Не требую даже сдачи, хотя за грехи плачу, еще не забыл, как плачут навзрыд на похоронах. Помню хмельные убожества тихих жилых лачуг, стараюсь привыкнуть к мысли, что дело мое — сторона. Сколько лет мною прожито среди червивых стен — пробовал сосчитать, да со счета сбиваюсь вмиг. Чувствовал прикосновения мертвых чужих костей. Кажется, будто у каждого есть на земле двойник. Я пропускал в свои легкие терпкий табачный дым, Верил во все, что заранее обречено на провал. Родину звал не иначе, как горестный «Третий Рим». Лучшей ночлежкой нередко считал для себя подвал. Кровью порезанных вен багроветь заставлял бинты. Если несло вперед — я упрямо смотрел назад. Я ничего не создал, но часто сжигал мосты. Видел, как плавились звезды или грубел закат. Во всем я хотел быть первым, и не умел быть вторым. Слышал, как треплет ветер крыши жилых домов. Жизнь, как мешок с поклажей, к вершине тащил горы, в дороге попутно общаясь со стаями облаков. Не требую даже сдачи, хотя за грехи плачу. Я жил рядом с вами, люди, по тем же ходил дворам. И если однажды ветром задует мою свечу, то знайте, что это просто настала моя пора.

 

«Я вспоминаю: лишь прикрою веки…»

Я вспоминаю: лишь прикрою веки… Чудесный год мы прожили с тобой, ты возвращалась из библиотеки, когда я возвращался из пивной.
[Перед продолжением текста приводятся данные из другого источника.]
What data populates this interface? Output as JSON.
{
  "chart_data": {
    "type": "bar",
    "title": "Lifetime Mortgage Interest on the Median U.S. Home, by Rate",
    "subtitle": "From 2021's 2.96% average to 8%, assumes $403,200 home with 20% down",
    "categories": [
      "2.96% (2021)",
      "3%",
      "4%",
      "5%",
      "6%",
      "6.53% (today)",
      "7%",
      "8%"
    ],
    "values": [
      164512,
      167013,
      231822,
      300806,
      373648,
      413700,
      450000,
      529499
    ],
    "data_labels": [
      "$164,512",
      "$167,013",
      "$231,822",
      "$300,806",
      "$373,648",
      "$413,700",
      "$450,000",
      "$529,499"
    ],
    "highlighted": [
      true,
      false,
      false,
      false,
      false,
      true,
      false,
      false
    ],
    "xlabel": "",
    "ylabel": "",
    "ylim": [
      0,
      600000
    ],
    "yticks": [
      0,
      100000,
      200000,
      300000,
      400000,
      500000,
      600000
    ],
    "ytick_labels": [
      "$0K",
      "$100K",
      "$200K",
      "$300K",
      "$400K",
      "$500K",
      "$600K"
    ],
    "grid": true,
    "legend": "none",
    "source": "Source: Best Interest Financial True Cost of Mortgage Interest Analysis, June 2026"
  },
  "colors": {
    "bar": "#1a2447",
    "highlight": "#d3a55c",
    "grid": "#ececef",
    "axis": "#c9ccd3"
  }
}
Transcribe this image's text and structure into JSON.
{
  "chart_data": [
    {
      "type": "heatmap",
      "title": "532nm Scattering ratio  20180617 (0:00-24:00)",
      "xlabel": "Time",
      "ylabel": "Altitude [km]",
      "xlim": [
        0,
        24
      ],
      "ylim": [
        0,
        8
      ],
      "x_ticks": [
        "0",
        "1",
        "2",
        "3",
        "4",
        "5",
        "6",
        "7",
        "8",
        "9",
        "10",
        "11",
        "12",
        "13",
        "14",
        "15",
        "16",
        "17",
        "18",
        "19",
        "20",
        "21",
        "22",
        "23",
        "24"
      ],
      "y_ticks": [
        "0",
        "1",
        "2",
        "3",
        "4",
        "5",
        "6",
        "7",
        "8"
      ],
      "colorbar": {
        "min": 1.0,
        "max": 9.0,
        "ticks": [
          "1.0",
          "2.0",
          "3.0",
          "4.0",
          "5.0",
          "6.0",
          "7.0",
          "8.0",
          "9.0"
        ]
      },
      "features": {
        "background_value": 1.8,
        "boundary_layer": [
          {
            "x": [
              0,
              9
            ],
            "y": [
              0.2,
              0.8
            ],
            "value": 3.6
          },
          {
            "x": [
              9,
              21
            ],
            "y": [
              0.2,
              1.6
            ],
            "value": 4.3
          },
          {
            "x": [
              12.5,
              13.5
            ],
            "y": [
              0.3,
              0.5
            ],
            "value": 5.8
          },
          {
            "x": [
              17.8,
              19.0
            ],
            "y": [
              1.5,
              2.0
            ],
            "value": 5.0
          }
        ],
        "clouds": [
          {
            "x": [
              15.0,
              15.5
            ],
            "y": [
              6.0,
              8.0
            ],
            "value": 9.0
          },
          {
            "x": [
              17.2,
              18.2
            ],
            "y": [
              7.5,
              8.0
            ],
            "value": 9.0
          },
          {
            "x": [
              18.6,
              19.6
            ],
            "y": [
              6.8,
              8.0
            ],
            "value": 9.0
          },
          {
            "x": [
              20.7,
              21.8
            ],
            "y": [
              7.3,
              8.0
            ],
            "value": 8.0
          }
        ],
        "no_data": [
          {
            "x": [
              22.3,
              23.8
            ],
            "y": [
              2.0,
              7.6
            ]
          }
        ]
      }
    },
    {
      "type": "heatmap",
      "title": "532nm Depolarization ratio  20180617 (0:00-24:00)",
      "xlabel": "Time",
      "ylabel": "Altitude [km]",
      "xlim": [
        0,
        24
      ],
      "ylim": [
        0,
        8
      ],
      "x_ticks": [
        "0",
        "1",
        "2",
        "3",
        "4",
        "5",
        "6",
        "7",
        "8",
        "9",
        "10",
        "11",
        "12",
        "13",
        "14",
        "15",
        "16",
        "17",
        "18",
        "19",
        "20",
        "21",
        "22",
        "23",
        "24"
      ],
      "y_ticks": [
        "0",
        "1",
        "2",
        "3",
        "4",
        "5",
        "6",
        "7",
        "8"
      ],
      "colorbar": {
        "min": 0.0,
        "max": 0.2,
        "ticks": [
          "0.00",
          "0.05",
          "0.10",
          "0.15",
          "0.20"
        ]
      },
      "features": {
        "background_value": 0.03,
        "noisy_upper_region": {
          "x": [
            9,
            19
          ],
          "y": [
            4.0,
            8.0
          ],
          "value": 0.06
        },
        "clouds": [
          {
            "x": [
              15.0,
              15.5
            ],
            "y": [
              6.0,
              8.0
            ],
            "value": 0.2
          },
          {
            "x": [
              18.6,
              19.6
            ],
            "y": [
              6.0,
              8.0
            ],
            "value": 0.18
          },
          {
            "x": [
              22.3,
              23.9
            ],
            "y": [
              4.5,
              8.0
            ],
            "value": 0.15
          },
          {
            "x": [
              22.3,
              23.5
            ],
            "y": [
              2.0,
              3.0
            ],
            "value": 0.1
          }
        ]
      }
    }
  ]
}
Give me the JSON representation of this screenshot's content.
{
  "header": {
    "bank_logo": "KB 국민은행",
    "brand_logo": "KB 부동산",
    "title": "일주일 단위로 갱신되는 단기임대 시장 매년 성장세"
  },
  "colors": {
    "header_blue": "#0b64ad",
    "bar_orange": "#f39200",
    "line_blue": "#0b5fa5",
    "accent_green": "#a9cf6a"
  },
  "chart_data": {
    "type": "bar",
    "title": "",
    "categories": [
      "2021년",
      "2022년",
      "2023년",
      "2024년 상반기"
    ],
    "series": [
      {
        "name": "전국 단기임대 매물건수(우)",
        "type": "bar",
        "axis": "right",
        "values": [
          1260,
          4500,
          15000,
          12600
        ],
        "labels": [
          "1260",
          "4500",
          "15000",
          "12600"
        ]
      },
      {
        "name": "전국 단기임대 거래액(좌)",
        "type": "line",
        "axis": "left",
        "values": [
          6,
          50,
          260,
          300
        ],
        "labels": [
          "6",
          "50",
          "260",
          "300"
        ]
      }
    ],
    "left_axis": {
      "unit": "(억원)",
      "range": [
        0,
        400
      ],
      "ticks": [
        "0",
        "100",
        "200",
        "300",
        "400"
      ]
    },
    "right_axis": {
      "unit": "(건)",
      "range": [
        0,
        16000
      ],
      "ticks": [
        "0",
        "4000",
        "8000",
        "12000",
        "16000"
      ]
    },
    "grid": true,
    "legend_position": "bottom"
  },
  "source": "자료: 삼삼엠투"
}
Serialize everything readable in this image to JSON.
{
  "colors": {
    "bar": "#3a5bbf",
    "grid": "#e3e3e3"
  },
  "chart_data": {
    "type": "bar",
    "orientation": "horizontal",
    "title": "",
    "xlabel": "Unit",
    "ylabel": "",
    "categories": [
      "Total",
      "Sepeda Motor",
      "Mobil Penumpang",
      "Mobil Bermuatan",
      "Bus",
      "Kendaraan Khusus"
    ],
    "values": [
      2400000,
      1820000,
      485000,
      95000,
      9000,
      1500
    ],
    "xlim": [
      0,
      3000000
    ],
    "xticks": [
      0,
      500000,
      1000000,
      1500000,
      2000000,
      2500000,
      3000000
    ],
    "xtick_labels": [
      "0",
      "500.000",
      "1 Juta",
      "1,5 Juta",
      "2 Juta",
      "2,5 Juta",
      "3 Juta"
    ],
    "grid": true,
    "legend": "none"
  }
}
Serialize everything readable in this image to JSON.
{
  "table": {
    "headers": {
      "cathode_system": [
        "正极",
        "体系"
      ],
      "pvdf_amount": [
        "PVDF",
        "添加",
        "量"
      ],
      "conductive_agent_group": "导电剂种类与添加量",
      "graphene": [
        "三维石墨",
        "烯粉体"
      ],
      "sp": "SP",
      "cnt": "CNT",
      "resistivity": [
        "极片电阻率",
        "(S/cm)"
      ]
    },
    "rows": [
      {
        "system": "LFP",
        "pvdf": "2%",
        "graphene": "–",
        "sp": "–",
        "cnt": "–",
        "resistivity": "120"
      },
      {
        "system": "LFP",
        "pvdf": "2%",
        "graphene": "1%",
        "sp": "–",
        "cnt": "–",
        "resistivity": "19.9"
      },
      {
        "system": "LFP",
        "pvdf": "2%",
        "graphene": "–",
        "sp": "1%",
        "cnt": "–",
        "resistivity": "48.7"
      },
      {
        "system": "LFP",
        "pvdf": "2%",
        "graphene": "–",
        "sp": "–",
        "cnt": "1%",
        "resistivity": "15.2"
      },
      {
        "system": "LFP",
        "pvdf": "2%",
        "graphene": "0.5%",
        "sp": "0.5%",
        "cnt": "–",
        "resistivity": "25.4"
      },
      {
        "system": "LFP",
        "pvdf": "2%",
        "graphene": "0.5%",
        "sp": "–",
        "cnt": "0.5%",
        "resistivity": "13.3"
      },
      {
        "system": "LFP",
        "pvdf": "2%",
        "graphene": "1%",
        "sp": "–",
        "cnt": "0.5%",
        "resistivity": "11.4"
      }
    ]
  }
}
Привыкшая к заботам и квартплате, подруга дней, мой рыжий идеал, ты у плиты маячила в халате, а я стишки за столиком кропал. Я был поэт, а чистить умывальник, не мог я, как и в стену вбить гвоздя. Курить предпочитал я только в спальне, тебя вонючим дымом изводя. С утра тебе опять в библиотеку, потом в аспирантуру и т. д., а я вальяжно шел на дискотеку, чтоб раздобыть немного ЛСД. Потом судьба подкинула вопросик, я делал выбор, душу теребя. Свой жизни образ так и не забросив, осенним днем покинул я тебя. Немало лет прошло, а стерва-память твои черты заботливо хранит… Ну что поделать, если рифмы пламя как лампа мотылька, меня манит? Недавно ты письмишко мне прислала, слизнул я по привычке с марки клей… Я рад, что ты теперь женою стала. И трижды рад, что стала не моей.

 

«Писать поэтам нужно мало…»

Писать поэтам нужно мало. По молодости раздолбай перегорит, как нить накала, — Культура! Лампочку меняй. Да ладно, если лампа. К ночи сгорают даже фонари. Ну, сочинил 12 строчек, так ты присядь — перекури. Не надо тут «быстрее», «выше», не торопись на пьедестал. Другие за тебя напишут, то, что ты сам не написал. По дурости и я порою строчил сонетов 30 в день. Теперь лечусь от геморроя. И опасаться стал людей. Ты помнишь, как лицом был светел? Взгляни теперь — каким ты стал. В искусстве — только дым и пепел, а не огонь и не кристалл. Чтобы не выглядеть устало и не насиловать печать, писать поэтам нужно мало, а лучше — вовсе не писать!